Overview and Design Philosophy

Before touching code, it's important to understand why Velero is designed the way it is: because its architecture is deeply intentional.

What Does Velero Do?¶

Velero serializes Kubernetes API objects (including CRDs) and optionally snapshots persistent volume data, writing both to an object store.

Its core design insight is: Kubernetes state is mostly API objects.

If you can faithfully capture and replay the API, you've captured most of the cluster.

Capability	Description
Backup	Lists matching resources via the API server, serializes them to JSON, uploads to object store (S3, GCS, Azure Blob, custom). Volume data via snapshots or file-level copy.
Restore	Downloads from object store, replays resource creation through the API server, handles ordering and dependency resolution. Namespace and resource remapping is first-class.
Schedule	Cron-based backup scheduling via a Schedule CRD. Creates Backup objects on schedule. Supports TTL-based pruning of old backups.
Migration	Backup from cluster A pointing at BSL X; restore in cluster B pointing at the same BSL. Namespace remapping and storage class remapping handle environment differences.

BSL = BackupStorageLocation

BSL is the CRD that tells Velero where to store backups — which bucket, which plugin, which credentials. See Core CRDs.

Velero is deliberately API-centric, not etcd-centric. It never reaches into etcd directly.

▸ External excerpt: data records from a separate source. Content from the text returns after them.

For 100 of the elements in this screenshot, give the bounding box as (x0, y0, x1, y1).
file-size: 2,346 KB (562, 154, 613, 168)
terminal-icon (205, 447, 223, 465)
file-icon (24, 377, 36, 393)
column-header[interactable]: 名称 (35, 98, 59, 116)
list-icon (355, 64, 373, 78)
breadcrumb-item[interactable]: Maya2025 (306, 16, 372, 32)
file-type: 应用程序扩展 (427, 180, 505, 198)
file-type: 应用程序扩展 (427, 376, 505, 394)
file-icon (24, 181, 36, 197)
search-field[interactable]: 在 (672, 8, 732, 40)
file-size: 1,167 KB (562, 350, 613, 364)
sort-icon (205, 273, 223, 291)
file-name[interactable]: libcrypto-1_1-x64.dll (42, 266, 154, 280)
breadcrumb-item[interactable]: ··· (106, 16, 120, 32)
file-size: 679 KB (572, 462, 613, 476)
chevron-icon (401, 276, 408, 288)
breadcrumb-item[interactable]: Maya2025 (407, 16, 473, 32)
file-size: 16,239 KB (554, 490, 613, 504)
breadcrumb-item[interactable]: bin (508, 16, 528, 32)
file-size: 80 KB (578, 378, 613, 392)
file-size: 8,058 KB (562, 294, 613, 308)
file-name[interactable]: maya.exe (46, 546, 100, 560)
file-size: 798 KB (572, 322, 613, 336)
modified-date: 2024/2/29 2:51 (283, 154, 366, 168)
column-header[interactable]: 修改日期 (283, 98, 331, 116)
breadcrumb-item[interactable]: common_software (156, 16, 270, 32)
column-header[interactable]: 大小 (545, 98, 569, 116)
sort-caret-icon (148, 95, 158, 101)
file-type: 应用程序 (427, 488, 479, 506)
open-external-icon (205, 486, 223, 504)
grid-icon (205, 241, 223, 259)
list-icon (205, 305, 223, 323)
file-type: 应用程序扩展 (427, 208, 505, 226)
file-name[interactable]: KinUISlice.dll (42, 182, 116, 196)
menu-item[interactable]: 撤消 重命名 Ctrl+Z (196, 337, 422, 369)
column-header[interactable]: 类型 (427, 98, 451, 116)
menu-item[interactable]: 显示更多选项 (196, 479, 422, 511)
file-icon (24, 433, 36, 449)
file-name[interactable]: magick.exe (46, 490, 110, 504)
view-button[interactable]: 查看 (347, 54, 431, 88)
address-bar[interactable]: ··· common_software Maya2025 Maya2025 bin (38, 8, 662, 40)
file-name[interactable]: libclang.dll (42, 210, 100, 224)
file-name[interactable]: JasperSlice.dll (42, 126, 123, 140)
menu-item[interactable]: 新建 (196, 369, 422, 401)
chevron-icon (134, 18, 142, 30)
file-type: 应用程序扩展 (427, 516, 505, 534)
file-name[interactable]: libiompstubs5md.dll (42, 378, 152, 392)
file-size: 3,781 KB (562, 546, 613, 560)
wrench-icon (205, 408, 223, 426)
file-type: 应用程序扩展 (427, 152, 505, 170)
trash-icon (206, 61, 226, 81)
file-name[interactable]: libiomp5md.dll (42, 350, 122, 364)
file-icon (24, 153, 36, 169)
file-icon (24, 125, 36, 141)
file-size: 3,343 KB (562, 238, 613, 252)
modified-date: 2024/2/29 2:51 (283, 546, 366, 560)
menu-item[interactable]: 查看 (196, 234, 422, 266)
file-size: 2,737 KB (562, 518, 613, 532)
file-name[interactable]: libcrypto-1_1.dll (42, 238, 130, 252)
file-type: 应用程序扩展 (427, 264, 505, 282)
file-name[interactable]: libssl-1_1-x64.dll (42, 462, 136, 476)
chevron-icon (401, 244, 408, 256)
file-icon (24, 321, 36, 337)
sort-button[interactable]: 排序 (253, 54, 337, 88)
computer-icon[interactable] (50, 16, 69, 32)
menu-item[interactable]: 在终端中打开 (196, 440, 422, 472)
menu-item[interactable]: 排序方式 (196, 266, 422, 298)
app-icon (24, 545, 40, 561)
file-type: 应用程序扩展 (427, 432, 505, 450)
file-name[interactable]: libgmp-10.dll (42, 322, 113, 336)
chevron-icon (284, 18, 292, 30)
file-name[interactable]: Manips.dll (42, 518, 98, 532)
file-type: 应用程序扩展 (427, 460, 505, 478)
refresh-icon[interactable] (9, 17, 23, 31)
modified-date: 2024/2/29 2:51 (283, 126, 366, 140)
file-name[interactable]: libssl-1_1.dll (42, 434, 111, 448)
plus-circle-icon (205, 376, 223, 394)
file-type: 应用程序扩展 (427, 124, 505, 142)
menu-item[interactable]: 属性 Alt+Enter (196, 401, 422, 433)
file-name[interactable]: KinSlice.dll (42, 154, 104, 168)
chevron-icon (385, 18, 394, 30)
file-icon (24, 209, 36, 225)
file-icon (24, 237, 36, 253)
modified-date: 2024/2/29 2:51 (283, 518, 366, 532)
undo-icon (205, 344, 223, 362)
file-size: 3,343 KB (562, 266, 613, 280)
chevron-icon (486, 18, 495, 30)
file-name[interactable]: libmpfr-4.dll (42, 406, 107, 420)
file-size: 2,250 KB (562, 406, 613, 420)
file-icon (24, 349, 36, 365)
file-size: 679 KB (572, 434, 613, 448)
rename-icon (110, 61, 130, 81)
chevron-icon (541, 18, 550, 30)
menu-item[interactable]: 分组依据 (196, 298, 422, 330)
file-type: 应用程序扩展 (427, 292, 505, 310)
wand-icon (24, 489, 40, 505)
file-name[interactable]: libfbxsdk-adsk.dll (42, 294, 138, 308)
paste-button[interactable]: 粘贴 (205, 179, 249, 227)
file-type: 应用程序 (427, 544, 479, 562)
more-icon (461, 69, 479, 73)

This design decision shapes the following features:

Works across clusters: Restores aren't tied to the originating cluster's etcd format or version.
Controller-pattern: Everything is a CRD reconciled by a controller. Backup lifecycle is observable and debuggable via kubectl get backup -o yaml.
Plugin-first: object storage and volume snapshotting are pure interfaces, not embedded implementations. Velero ships no hard dependency on any cloud provider.
Selective, not monolithic: label selectors, namespace filters, resource inclusion/exclusion. You back up what matters, not everything.

Velero is a Reconciliation Loop to Backup and Restore

Velero is a reconciliation loop over Backup/Restore CRDs, plus a plugin runtime for storage and volume operations.

Everything else is orchestration around those two ideas.

Understanding the boundaries prevents misuse and informs what's worth contributing:

Not a database backup tool: it snapshots the K8s representation of a database (PVC), not application-consistent DB snapshots. Use hooks to quiesce first.
Not a disaster recovery tool for the control plane: it doesn't back up etcd, certificates, or kubeconfig. Use etcd backups for control plane DR.
Not idempotent by default: restoring into a cluster that already has those resources requires explicit --existing-resource-policy flags.
Not eventually consistent: backup is a point-in-time snapshot as seen by the API server. Resources created during backup may or may not be included depending on timing.

CNCF Graduated (May 2023): stable project with strong governance.
Maintained by a small core team; VMware/Broadcom historically the largest contributor, though the project is genuinely vendor-neutral.
Active migration from Restic to Kopia as the default file-level backup engine: Kopia is now default as of v1.13. Restic backups can still be restored by setting spec.uploaderType: restic on the Restore.
CSI VolumeSnapshot integration is the recommended path for volume backup; legacy cloud-provider snapshotter plugins are in maintenance mode.